I just want to know how they got him out in one piece lol. That's a mule there.


----------



## j_seph (Oct 2, 2017)

673 pounder to lol
http://www.11alive.com/news/local/h...-may-be-the-biggest-kill-in-georgia/480143001


----------



## jigman29 (Oct 2, 2017)

He was killed near some houses from what I heard so it wasn't a terrible drag.


----------



## Killer Kyle (Oct 2, 2017)

jigman29 said:


> My cousin. It's legit.



jigman, the story I got from a DNR ranger today was that he keeps bees, and was going out to check the hives and took his crossbow with him. Is that about right?


----------



## goshenmountainman (Oct 3, 2017)

Thats exactly what I heard from the guy that owns the truck it is in the back of in the pics.


----------



## northgeorgiasportsman (Oct 3, 2017)

Killer Kyle said:


> jigman, the story I got from a DNR ranger today was that he keeps bees, and was going out to check the hives and took his crossbow with him. Is that about right?





goshenmountainman said:


> Thats exactly what I heard from the guy that owns the truck it is in the back of in the pics.

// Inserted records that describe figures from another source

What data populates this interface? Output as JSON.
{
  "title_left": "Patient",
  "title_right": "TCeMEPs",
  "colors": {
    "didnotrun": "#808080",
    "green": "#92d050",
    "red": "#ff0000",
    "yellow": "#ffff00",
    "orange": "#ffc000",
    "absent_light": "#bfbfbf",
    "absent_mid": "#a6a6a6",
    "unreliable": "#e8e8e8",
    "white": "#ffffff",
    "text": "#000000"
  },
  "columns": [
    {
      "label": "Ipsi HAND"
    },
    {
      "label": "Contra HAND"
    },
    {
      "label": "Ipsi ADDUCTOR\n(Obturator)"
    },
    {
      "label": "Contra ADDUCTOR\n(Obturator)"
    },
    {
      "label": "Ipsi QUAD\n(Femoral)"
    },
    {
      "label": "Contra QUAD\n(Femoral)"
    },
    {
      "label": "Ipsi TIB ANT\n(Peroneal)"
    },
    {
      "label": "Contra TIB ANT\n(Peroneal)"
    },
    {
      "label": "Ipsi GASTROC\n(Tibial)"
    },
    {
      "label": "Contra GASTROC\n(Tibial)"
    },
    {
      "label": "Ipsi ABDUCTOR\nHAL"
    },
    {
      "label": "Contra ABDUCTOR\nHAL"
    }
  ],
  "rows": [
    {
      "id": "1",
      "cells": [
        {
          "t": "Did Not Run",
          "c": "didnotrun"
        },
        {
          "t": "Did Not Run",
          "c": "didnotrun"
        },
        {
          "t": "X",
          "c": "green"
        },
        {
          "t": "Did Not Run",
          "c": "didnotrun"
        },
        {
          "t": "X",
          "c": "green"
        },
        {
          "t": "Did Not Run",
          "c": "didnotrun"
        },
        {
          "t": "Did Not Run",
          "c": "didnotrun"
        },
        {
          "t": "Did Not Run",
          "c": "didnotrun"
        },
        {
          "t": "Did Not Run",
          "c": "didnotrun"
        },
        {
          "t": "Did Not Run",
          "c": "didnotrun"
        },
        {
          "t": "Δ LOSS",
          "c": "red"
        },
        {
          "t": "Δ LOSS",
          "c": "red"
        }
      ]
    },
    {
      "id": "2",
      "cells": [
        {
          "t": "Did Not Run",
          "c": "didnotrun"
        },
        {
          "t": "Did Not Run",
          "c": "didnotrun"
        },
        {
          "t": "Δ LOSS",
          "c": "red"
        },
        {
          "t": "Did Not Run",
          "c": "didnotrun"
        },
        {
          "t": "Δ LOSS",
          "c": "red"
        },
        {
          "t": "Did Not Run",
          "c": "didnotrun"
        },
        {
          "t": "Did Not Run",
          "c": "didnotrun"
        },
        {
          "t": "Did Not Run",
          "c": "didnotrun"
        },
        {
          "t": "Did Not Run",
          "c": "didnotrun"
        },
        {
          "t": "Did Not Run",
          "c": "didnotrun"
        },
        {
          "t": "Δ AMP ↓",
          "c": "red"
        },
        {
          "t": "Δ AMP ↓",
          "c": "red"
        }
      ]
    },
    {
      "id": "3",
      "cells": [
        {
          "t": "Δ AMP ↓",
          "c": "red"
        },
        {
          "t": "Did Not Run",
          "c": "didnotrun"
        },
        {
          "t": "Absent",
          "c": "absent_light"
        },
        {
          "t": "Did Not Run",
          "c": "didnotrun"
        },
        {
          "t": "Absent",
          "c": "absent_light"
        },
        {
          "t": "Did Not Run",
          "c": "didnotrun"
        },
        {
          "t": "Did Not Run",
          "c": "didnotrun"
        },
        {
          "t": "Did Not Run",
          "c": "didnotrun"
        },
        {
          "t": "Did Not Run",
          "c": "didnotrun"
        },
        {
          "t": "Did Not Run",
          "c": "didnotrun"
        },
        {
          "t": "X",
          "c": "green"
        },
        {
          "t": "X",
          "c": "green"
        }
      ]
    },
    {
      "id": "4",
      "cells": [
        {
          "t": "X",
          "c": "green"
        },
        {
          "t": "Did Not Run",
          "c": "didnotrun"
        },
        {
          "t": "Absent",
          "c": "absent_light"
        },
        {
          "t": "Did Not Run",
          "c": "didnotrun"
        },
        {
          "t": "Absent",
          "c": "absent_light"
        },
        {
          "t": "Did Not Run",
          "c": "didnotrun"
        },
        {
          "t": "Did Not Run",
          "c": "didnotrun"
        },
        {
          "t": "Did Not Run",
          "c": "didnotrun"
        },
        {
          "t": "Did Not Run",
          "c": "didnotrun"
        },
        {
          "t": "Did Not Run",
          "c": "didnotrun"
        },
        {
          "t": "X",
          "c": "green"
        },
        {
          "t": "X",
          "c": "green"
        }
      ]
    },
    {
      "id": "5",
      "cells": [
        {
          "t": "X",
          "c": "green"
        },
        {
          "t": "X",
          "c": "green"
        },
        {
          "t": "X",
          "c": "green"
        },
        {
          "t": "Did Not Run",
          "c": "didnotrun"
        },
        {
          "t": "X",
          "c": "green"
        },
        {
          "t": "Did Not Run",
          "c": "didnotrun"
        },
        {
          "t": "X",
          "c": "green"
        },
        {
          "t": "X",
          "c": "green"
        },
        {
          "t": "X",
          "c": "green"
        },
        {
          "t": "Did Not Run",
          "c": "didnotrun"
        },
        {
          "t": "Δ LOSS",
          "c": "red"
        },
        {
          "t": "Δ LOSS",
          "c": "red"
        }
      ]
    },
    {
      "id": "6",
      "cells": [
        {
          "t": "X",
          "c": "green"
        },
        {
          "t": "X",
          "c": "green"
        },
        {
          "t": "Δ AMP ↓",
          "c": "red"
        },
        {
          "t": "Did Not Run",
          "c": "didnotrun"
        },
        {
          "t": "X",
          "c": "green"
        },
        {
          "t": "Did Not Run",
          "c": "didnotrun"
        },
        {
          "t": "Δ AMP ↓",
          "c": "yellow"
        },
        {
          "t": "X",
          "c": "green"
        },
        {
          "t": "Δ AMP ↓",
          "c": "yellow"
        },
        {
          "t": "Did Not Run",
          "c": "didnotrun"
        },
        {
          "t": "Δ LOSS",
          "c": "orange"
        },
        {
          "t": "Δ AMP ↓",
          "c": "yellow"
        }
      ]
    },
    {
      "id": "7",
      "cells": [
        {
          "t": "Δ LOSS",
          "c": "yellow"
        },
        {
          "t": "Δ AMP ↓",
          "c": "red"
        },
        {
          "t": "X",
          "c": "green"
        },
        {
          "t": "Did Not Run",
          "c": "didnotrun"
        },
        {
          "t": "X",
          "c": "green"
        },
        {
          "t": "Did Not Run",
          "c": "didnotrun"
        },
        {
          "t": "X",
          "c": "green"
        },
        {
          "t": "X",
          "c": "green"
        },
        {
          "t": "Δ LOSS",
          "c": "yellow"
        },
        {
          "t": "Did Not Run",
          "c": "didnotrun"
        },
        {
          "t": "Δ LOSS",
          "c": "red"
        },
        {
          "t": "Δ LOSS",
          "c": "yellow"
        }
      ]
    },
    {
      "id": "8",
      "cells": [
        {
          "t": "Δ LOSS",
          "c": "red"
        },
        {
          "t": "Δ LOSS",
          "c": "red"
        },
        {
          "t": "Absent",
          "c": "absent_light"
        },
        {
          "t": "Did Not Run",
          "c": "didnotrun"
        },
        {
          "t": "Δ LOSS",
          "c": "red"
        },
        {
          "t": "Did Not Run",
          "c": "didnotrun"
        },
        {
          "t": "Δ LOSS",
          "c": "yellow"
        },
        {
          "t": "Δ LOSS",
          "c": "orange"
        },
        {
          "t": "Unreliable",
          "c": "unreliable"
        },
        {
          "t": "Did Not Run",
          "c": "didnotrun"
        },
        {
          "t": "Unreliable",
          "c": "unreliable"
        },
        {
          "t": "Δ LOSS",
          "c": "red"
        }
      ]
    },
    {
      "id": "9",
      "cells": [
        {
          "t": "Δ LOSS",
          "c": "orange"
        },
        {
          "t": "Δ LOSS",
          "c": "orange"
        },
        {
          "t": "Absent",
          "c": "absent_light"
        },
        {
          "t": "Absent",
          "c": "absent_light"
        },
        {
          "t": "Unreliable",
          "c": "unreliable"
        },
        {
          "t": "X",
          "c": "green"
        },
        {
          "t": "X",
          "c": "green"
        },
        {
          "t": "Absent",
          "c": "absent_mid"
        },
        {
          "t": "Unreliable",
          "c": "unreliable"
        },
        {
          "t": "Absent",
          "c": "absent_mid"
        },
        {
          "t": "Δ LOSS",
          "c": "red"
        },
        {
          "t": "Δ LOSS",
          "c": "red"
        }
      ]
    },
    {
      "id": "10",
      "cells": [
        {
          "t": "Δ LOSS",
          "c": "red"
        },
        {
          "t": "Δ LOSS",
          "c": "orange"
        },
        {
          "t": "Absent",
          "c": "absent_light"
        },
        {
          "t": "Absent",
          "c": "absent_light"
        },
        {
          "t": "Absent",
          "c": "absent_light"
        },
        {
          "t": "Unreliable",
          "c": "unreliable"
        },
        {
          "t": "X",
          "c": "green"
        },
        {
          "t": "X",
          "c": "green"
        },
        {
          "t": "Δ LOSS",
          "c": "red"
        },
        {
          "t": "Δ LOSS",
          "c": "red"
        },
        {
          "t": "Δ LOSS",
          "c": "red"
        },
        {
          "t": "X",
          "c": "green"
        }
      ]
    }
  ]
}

This was just posted on GON and makes no mention of bee hives.

http://www.gon.com/news/georgias-heaviest-bear


----------



## Rabun (Oct 3, 2017)

Geesh...that is a beast.  wonder how old he was


----------



## j_seph (Oct 3, 2017)

Rabun said:


> Geesh...that is a beast.  wonder how old he was



From article


> Just guessing, this bear is probably 10 to 15 years old. Super proud of Tim


----------



## Killer Kyle (Oct 3, 2017)

northgeorgiasportsman said:


> This was just posted on GON and makes no mention of bee hives.
> 
> http://www.gon.com/news/georgias-heaviest-bear



You know how the grapevine works man! The article mentioned he had seen the bear several times. My judgement leads me to believe this is how he had seen the bear several times. Who knows though. It'll probably take a thorough write-up by the interview from GON or Georgia Sportsman to properly dissiminate any details of any are released at all. The DNR guy said it was up by the Jewish camp, and one guy from Rabun Co told me today it was right behind the flea market, and that they towed the bear with a Tacoma. Haha! It's always amusing to see what kinds of stories get formulated out of events such as these. Always is a guessing game and makes for entertaining speculations and reads!


----------



## whitetailfreak (Oct 3, 2017)

Unbelievable, congrats to the hunter.


----------



## goshenmountainman (Oct 4, 2017)

It was pulled by the toyota truck that it was pictured in, I know the guy that owns it and he was the one that told me about the bee hives just like  Killer Kyle heard.. He was also personally there and helped get it out.


----------



## QuackAddict (Oct 4, 2017)

Wow what a beast!  Congrats to your cuz!


----------



## twincedargap (Oct 5, 2017)

Great bear. But I wish there were some nice pics of it, certianly would be maybe a little softer for the non hunters.  But again what a beast.  Congrats to the hunter.


----------



## mallardsx2 (Oct 9, 2017)

You don't see bears of that size in the same spot regularly unless there is a massive food source. 

I love that he shot it with a crossbow.


----------



## jbird1 (Oct 9, 2017)

What a tank!


----------



## matt79brown (Oct 10, 2017)

Thought I was hunting a big bear. Big just got bigger. What a beast! Congrats Mr.Watson!


----------